To build features for the classification, we calculated the average value of 500 physicochemical properties for each sequence in the positive and the negative sets. This yielded two feature matrices, one for sequences with Δ ≤ 0.1, and another for sequences with Δ > 0.1. To apply random forest classification, we used the randomForest package of R34, and evaluated the best number of trees (nTree) and the number of variables randomly sampled at each split (mtry) in the random forest algorithm. To do so, we systematically varied nTree and mtry, and calculated the accuracy of classification with 10-fold cross-validation in 3 replicates. We defined accuracy as the percentage of correctly identified classes of spacers (Δ ≤ 0.1 and Δ > 0.1) out of all spacers. The combination of nTree=5000 trees and mtry=10 variables achieved the highest accuracy of ∼ 88%. Here, we define accuracy as the ratio of the number of true positives to the sum of true positives and false negatives.

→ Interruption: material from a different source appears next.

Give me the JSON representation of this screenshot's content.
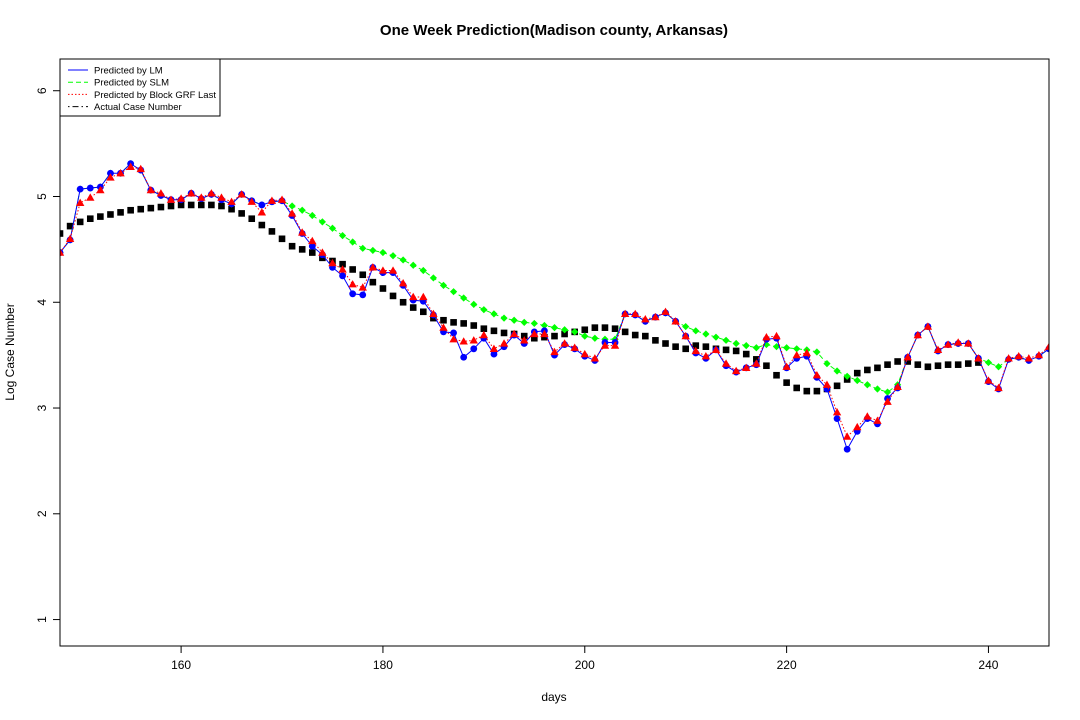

We then used these parameters to perform 100 random forest clusterings, in which we randomly assigned proteins to the training and the testing datasets. To quantify the accuracy of classification we counted the number of true positive and false positive predictions and calculated the area under the curve (AUC). We represented these values by receiver operating characteristic curves (ROC) in Figure S2. We performed all statistical analyses using R. Scripts and input files for classification, as well as for evolutionary simulations are available at: https://github.com/dasmeh/multivalency_evolution
Acknowledgement
The authors would like to thank Simon Alberti for careful reading of the manuscript and for helpful discussions on the evolution of liquid-liquid phase separation.